Phenoxodiol is being developed by Marshall Edwards, Inc. as a therapy for late-stage, chemoresistant ovarian cancer and for prostate and cervical cancers. It is a novel-acting drug that inhibits key pro-survival signaling pathways operating via sphingosine-1-phosphate and Akt. Inhibition of these pathways leads to prevention of phosphorylation of key anti-apoptotic proteins such as XIAP. Loss of activity of these proteins induces cell death by apoptosis and restores the sensitivity of chemoresistant tumour cells to other chemotherapy drugs. The putative molecular target for phenoxodiol is a cancer-specific protein, accounting for the highly selective nature of the drug.
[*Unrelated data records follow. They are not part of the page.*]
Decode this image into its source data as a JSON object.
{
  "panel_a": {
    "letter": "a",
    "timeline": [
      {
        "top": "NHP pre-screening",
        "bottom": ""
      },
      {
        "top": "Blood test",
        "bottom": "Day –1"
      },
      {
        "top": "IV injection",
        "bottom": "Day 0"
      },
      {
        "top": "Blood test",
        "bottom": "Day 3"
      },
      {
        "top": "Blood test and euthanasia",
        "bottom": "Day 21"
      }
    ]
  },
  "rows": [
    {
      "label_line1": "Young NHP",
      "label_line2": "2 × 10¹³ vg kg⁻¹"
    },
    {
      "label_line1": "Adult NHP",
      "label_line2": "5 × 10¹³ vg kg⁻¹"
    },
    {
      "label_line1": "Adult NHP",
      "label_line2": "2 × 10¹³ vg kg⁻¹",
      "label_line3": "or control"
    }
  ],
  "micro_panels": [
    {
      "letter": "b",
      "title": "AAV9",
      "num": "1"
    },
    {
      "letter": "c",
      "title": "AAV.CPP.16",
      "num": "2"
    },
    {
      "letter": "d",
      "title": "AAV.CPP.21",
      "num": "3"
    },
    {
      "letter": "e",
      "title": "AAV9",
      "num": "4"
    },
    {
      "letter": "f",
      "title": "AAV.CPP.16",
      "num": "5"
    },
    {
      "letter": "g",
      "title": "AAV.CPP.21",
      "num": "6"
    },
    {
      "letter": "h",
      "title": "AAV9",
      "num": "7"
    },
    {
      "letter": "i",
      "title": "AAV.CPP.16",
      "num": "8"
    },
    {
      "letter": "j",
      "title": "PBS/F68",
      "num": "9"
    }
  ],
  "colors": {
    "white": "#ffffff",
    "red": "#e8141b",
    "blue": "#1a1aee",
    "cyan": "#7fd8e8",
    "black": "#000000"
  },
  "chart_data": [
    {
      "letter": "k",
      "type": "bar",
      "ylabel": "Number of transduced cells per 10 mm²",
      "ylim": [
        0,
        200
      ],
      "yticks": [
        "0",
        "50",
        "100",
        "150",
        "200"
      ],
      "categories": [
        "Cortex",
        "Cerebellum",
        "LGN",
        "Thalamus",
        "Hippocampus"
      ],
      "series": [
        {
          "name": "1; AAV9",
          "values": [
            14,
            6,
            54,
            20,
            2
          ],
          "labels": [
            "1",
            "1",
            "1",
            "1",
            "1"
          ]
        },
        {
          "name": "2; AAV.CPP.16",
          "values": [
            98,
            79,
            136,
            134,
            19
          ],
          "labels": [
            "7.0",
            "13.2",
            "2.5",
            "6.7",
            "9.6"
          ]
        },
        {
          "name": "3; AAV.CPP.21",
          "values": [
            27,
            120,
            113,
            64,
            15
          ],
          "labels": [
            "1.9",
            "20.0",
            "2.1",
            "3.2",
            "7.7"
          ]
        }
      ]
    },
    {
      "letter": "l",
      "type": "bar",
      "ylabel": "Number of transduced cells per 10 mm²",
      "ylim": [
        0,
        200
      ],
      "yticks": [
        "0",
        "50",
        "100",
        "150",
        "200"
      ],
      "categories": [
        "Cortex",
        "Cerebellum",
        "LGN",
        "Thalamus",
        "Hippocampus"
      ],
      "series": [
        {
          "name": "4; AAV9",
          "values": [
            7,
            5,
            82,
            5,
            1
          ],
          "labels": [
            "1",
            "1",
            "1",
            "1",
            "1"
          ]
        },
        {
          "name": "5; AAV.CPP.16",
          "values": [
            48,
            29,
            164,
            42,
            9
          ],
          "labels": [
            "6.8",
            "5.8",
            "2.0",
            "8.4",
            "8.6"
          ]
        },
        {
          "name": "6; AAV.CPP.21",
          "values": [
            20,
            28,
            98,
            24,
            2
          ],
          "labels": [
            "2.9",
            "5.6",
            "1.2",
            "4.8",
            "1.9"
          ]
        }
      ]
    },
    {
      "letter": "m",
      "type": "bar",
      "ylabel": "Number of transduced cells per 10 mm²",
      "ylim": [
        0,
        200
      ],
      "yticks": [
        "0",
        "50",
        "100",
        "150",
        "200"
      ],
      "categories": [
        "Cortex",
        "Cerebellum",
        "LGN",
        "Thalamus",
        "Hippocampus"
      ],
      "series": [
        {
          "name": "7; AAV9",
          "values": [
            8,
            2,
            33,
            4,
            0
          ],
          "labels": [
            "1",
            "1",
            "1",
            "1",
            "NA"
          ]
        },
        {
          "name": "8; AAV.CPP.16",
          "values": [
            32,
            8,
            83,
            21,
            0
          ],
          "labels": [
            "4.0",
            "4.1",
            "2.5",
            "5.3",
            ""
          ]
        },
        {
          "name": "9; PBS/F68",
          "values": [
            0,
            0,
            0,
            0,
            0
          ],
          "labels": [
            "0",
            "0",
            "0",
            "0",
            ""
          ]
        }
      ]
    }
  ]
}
Phenoxodiol has received Fast Track status from the FDA to facilitate development as a therapy for recurrent ovarian and prostate cancers. Phenoxodiol is an investigational drug and, as such, is not commercially available. Under US law, a new drug cannot be marketed until it has been investigated in clinical trials and approved by FDA as being safe and effective for the intended use.

Phenoxodiol in combination with carboplatin is currently being studied in a multi-national phase III clinical trial called the OVATURE (OVArian Tumour REsponse) Trial, following positive findings of previous trials conducted in Australia and at Yale-New Haven Hospital. The OVATURE trial is taking place at up to 60 clinical sites in the United States, Europe, and Australia. Preliminary results from the trial are expected within 18 months.

Marshall Edwards, Inc. is majority owned by Novogen, an Australian biotechnology company that is specialising in the development of therapeutics based on a flavonoid technology platform. Novogen, based in Sydney, Australia, is developing a range of therapeutics across the fields of oncology, cardiovascular disease and inflammatory diseases.